Steigt der Wert in einer Region oder einem Bundesland weiter und bleibt hoch, dann – so hatten sich Bund und Länder zumindest am 3. März nach langen Diskussionen geeinigt – soll eine "Notbremse" greifen.
Die Realität sieht allerdings anders aus, Beispiel Nordrhein-Westfalen: Dort überschreiten aktuell 14 der 53 Kreise und kreisfreien Städte die Marke von 100, darunter die Millionenstadt Köln sowie die Großstädte Wuppertal und Duisburg. Die Corona-Notbremse hat bislang keine Kommune gezogen.
Gleiches Bild in Sachsen-Anhalt: "Bis zum 23. März wird nichts zu- oder aufgemacht", sagte ein Regierungssprecher. Die landesweite Inzidenz liegt dort bereits seit vergangenem Freitag über 100. Zeitgleich wird in Thüringen mit dem bundesweiten Inzidenz-Höchstwert von 180,2 laut über Lockerungen nachgedacht. Und Brandenburg hat sogar die Notbremse auf kommunaler Ebene auf 200 erhöht.
Aber wie kann das sein? Warum halten sich die Behörden nicht an die von Bundesregierung und allen 16 Ministerpräsidenten beschlossenen Regeln?

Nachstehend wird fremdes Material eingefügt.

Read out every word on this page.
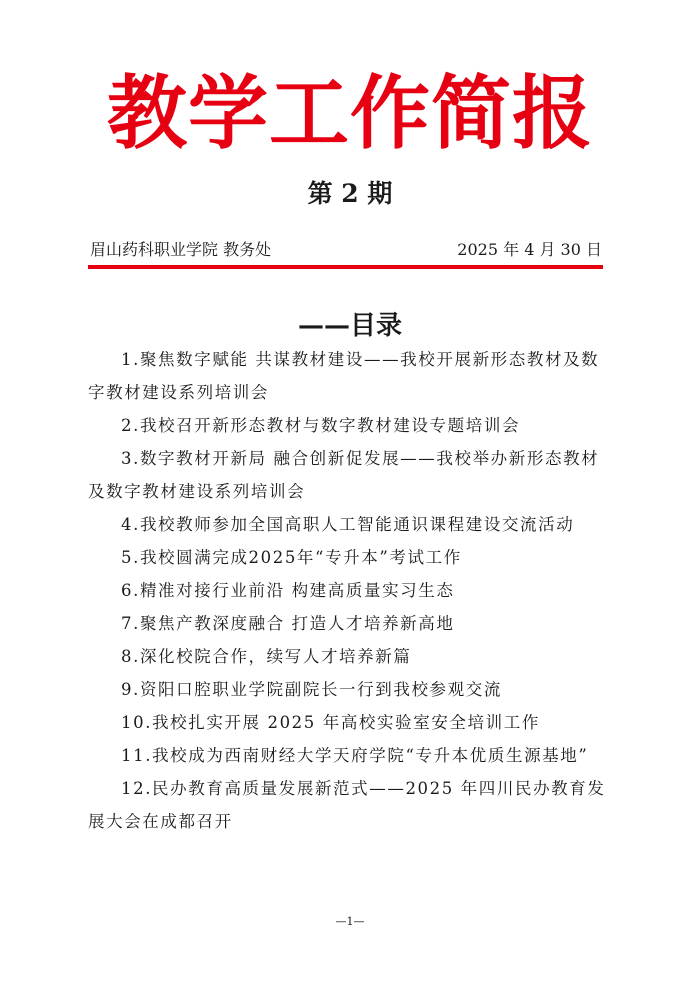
教学工作简报
第 2 期
眉山药科职业学院 教务处	2025 年 4 月 30 日
——目录
1.聚焦数字赋能 共谋教材建设——我校开展新形态教材及数字教材建设系列培训会
2.我校召开新形态教材与数字教材建设专题培训会
3.数字教材开新局 融合创新促发展——我校举办新形态教材及数字教材建设系列培训会
4.我校教师参加全国高职人工智能通识课程建设交流活动
5.我校圆满完成2025年“专升本”考试工作
6.精准对接行业前沿 构建高质量实习生态
7.聚焦产教深度融合 打造人才培养新高地
8.深化校院合作，续写人才培养新篇
9.资阳口腔职业学院副院长一行到我校参观交流
10.我校扎实开展 2025 年高校实验室安全培训工作
11.我校成为西南财经大学天府学院“专升本优质生源基地”
12.民办教育高质量发展新范式——2025 年四川民办教育发展大会在成都召开
—1—
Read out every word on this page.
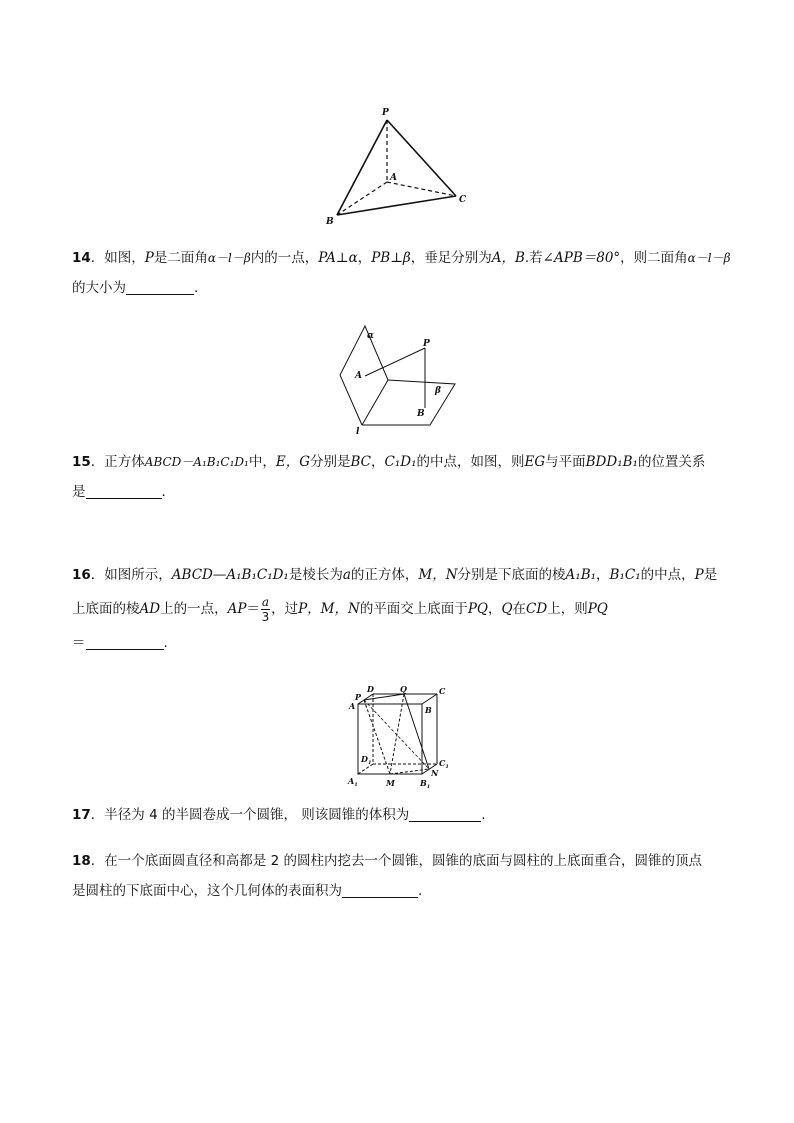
P
A
B
C
14．如图，P是二面角α－l－β内的一点，PA⊥α，PB⊥β，垂足分别为A，B.若∠APB＝80°，则二面角α－l－β
的大小为	.
α
P
A
β
B
l
15．正方体ABCD－A₁B₁C₁D₁中，E，G分别是BC，C₁D₁的中点，如图，则EG与平面BDD₁B₁的位置关系
是	．
16．如图所示，ABCD—A₁B₁C₁D₁是棱长为a的正方体，M，N分别是下底面的棱A₁B₁，B₁C₁的中点，P是
上底面的棱AD上的一点，$AP= \frac{a}{3}$ ，过P，M，N的平面交上底面于PQ，Q在CD上，则PQ
＝	.
D	Q	C
P
A	B
$D_1$	$C_1$
N
$A_1$	M	$B_1$
17．半径为 4 的半圆卷成一个圆锥， 则该圆锥的体积为	.
18．在一个底面圆直径和高都是 2 的圆柱内挖去一个圆锥，圆锥的底面与圆柱的上底面重合，圆锥的顶点
是圆柱的下底面中心，这个几何体的表面积为	.
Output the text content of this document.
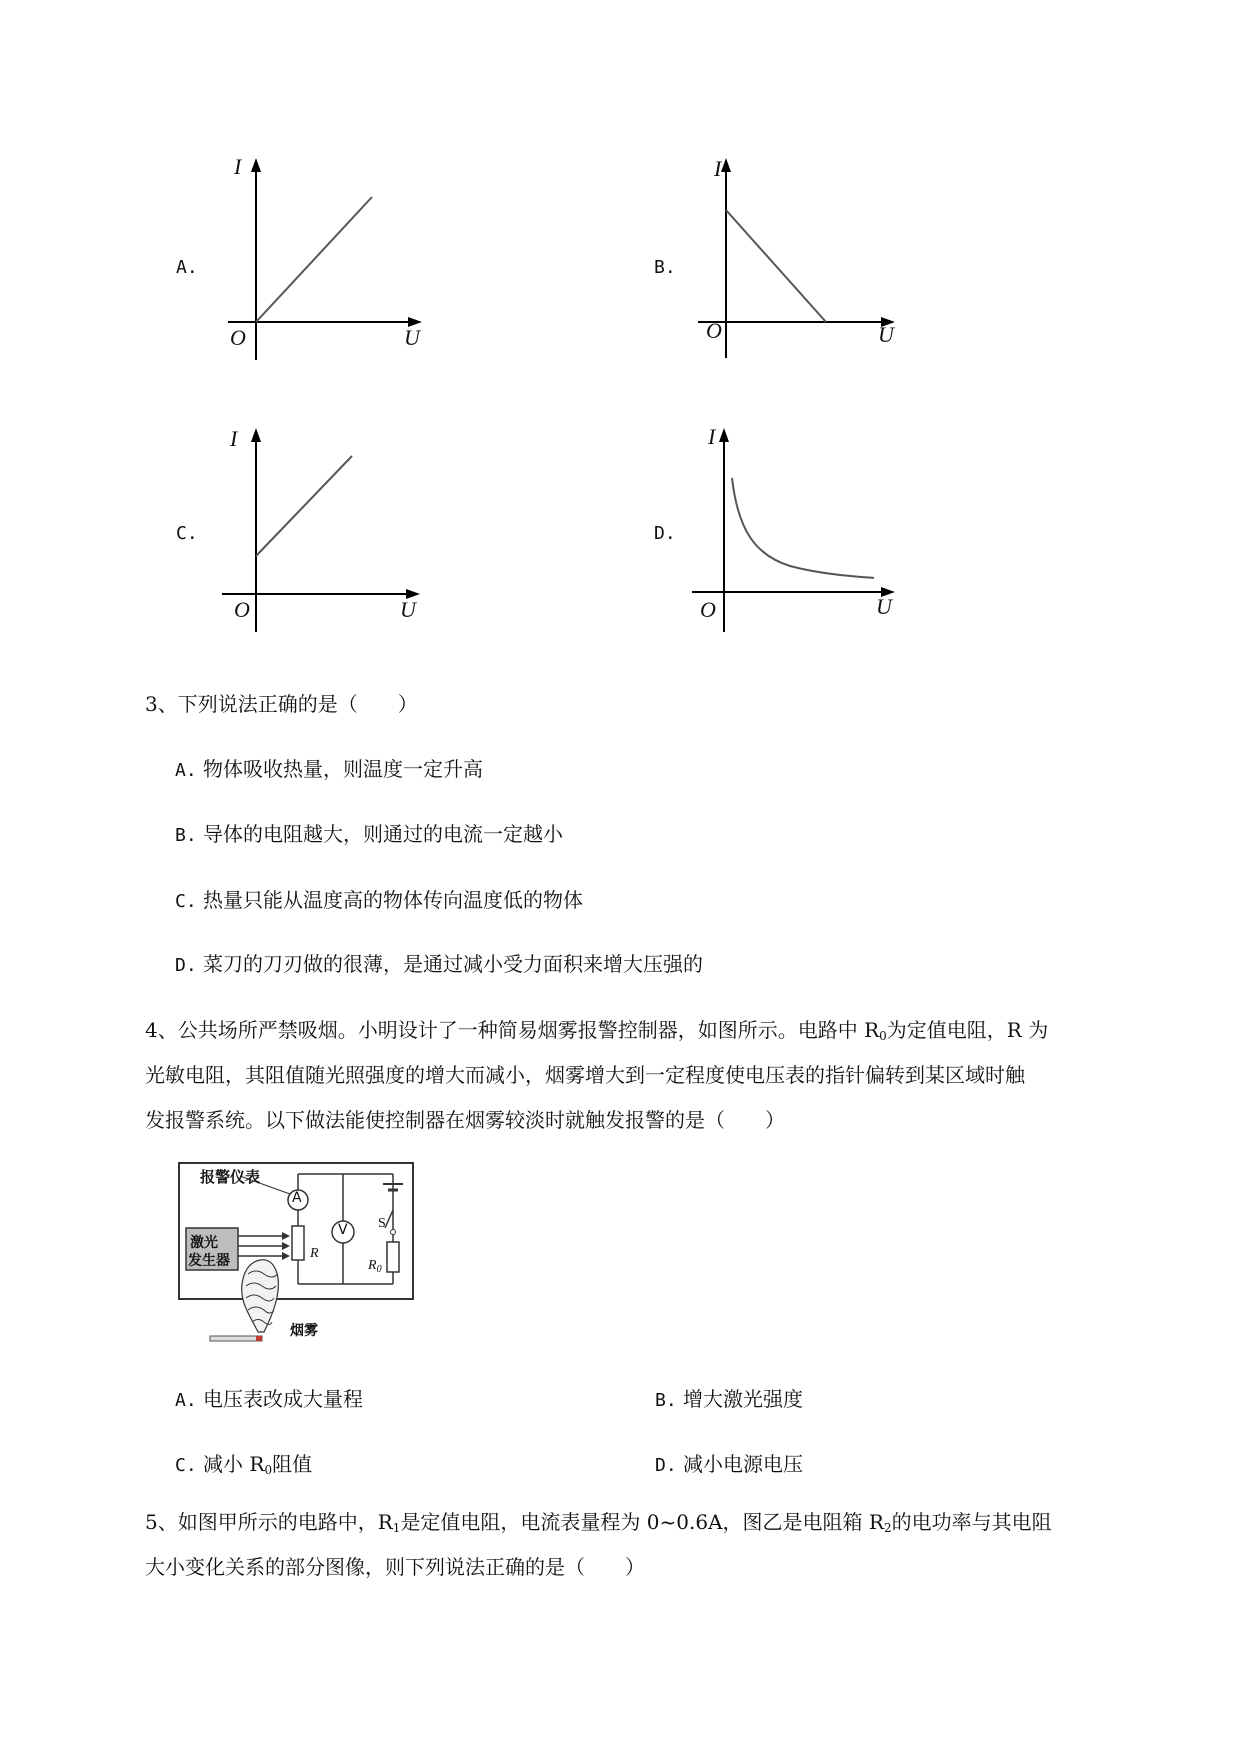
A.
I
O	U
B.
I
O	U
C.
I
O	U
D.
I
O	U
3、下列说法正确的是（　　）
A. 物体吸收热量，则温度一定升高
B. 导体的电阻越大，则通过的电流一定越小
C. 热量只能从温度高的物体传向温度低的物体
D. 菜刀的刀刃做的很薄，是通过减小受力面积来增大压强的
4、公共场所严禁吸烟。小明设计了一种简易烟雾报警控制器，如图所示。电路中 $R_0$为定值电阻，R 为
光敏电阻，其阻值随光照强度的增大而减小，烟雾增大到一定程度使电压表的指针偏转到某区域时触
发报警系统。以下做法能使控制器在烟雾较淡时就触发报警的是（　　）
报警仪表
A
V
激光
发生器	R
S
$R_0$
烟雾
A. 电压表改成大量程	B. 增大激光强度
C. 减小 $R_0$阻值	D. 减小电源电压
5、如图甲所示的电路中，$R_1$是定值电阻，电流表量程为 0~0.6A，图乙是电阻箱 $R_2$的电功率与其电阻
大小变化关系的部分图像，则下列说法正确的是（　　）
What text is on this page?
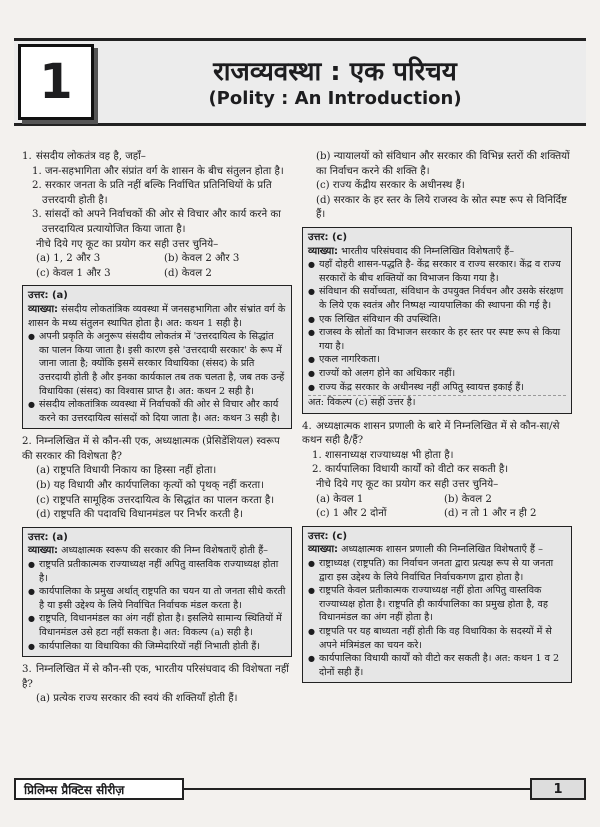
1	राजव्यवस्था : एक परिचय
(Polity : An Introduction)
1. संसदीय लोकतंत्र वह है, जहाँ–

1. जन-सहभागिता और संप्रांत वर्ग के शासन के बीच संतुलन होता है।

2. सरकार जनता के प्रति नहीं बल्कि निर्वाचित प्रतिनिधियों के प्रति उत्तरदायी होती है।

3. सांसदों को अपने निर्वाचकों की ओर से विचार और कार्य करने का उत्तरदायित्व प्रत्यायोजित किया जाता है।

नीचे दिये गए कूट का प्रयोग कर सही उत्तर चुनिये–

(a) 1, 2 और 3	(b) केवल 2 और 3
(c) केवल 1 और 3	(d) केवल 2
उत्तर: (a)
व्याख्या: संसदीय लोकतांत्रिक व्यवस्था में जनसहभागिता और संभ्रांत वर्ग के शासन के मध्य संतुलन स्थापित होता है। अत: कथन 1 सही है।
● अपनी प्रकृति के अनुरूप संसदीय लोकतंत्र में 'उत्तरदायित्व के सिद्धांत का पालन किया जाता है। इसी कारण इसे 'उत्तरदायी सरकार' के रूप में जाना जाता है; क्योंकि इसमें सरकार विधायिका (संसद) के प्रति उत्तरदायी होती है और इनका कार्यकाल तब तक चलता है, जब तक उन्हें विधायिका (संसद) का विश्वास प्राप्त है। अत: कथन 2 सही है।
● संसदीय लोकतांत्रिक व्यवस्था में निर्वाचकों की ओर से विचार और कार्य करने का उत्तरदायित्व सांसदों को दिया जाता है। अत: कथन 3 सही है।
2. निम्नलिखित में से कौन-सी एक, अध्यक्षात्मक (प्रेसिडेंशियल) स्वरूप की सरकार की विशेषता है?

(a) राष्ट्रपति विधायी निकाय का हिस्सा नहीं होता।

(b) यह विधायी और कार्यपालिका कृत्यों को पृथक् नहीं करता।

(c) राष्ट्रपति सामूहिक उत्तरदायित्व के सिद्धांत का पालन करता है।

(d) राष्ट्रपति की पदावधि विधानमंडल पर निर्भर करती है।

उत्तर: (a)
व्याख्या: अध्यक्षात्मक स्वरूप की सरकार की निम्न विशेषताएँ होती हैं–
● राष्ट्रपति प्रतीकात्मक राज्याध्यक्ष नहीं अपितु वास्तविक राज्याध्यक्ष होता है।
● कार्यपालिका के प्रमुख अर्थात् राष्ट्रपति का चयन या तो जनता सीधे करती है या इसी उद्देश्य के लिये निर्वाचित निर्वाचक मंडल करता है।
● राष्ट्रपति, विधानमंडल का अंग नहीं होता है। इसलिये सामान्य स्थितियों में विधानमंडल उसे हटा नहीं सकता है। अत: विकल्प (a) सही है।
● कार्यपालिका या विधायिका की जिम्मेदारियों नहीं निभाती होती हैं।
3. निम्नलिखित में से कौन-सी एक, भारतीय परिसंघवाद की विशेषता नहीं है?

(a) प्रत्येक राज्य सरकार की स्वयं की शक्तियाँ होती हैं।

(b) न्यायालयों को संविधान और सरकार की विभिन्न स्तरों की शक्तियों का निर्वाचन करने की शक्ति है।

(c) राज्य केंद्रीय सरकार के अधीनस्थ हैं।

(d) सरकार के हर स्तर के लिये राजस्व के स्रोत स्पष्ट रूप से विनिर्दिष्ट हैं।

उत्तर: (c)
व्याख्या: भारतीय परिसंघवाद की निम्नलिखित विशेषताएँ हैं–
● यहाँ दोहरी शासन-पद्धति है- केंद्र सरकार व राज्य सरकार। केंद्र व राज्य सरकारों के बीच शक्तियों का विभाजन किया गया है।
● संविधान की सर्वोच्चता, संविधान के उपयुक्त निर्वचन और उसके संरक्षण के लिये एक स्वतंत्र और निष्पक्ष न्यायपालिका की स्थापना की गई है।
● एक लिखित संविधान की उपस्थिति।
● राजस्व के स्रोतों का विभाजन सरकार के हर स्तर पर स्पष्ट रूप से किया गया है।
● एकल नागरिकता।
● राज्यों को अलग होने का अधिकार नहीं।
● राज्य केंद्र सरकार के अधीनस्थ नहीं अपितु स्वायत्त इकाई हैं।
अत: विकल्प (c) सही उत्तर है।
4. अध्यक्षात्मक शासन प्रणाली के बारे में निम्नलिखित में से कौन-सा/से कथन सही है/हैं?

1. शासनाध्यक्ष राज्याध्यक्ष भी होता है।

2. कार्यपालिका विधायी कार्यों को वीटो कर सकती है।

नीचे दिये गए कूट का प्रयोग कर सही उत्तर चुनिये–

(a) केवल 1	(b) केवल 2
(c) 1 और 2 दोनों	(d) न तो 1 और न ही 2
उत्तर: (c)
व्याख्या: अध्यक्षात्मक शासन प्रणाली की निम्नलिखित विशेषताएँ हैं –
● राष्ट्राध्यक्ष (राष्ट्रपति) का निर्वाचन जनता द्वारा प्रत्यक्ष रूप से या जनता द्वारा इस उद्देश्य के लिये निर्वाचित निर्वाचकगण द्वारा होता है।
● राष्ट्रपति केवल प्रतीकात्मक राज्याध्यक्ष नहीं होता अपितु वास्तविक राज्याध्यक्ष होता है। राष्ट्रपति ही कार्यपालिका का प्रमुख होता है, वह विधानमंडल का अंग नहीं होता है।
● राष्ट्रपति पर यह बाध्यता नहीं होती कि वह विधायिका के सदस्यों में से अपने मंत्रिमंडल का चयन करे।
● कार्यपालिका विधायी कार्यों को वीटो कर सकती है। अत: कथन 1 व 2 दोनों सही हैं।
प्रिलिम्स प्रैक्टिस सीरीज़	1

Jedes Bundesland und jeder Kreis macht sich die Corona-Regeln selbst
Der Hauptgrund: Die Regelung ist schwammig formuliert. Demnach soll die "Notbremse" greifen, wenn die Sieben-Tage-Inzidenz an drei aufeinander folgenden Tagen bei über 100 liegt. In einer "Region" – doch deren Grenzen bleiben offen. An anderer Stelle ist von einer "stabilen oder sinkenden" Inzidenz die Rede. Wie groß eine Veränderung der Zahlen wirklich exakt sein muss ist völlig unklar und entscheidet jedes Bundesland selbst.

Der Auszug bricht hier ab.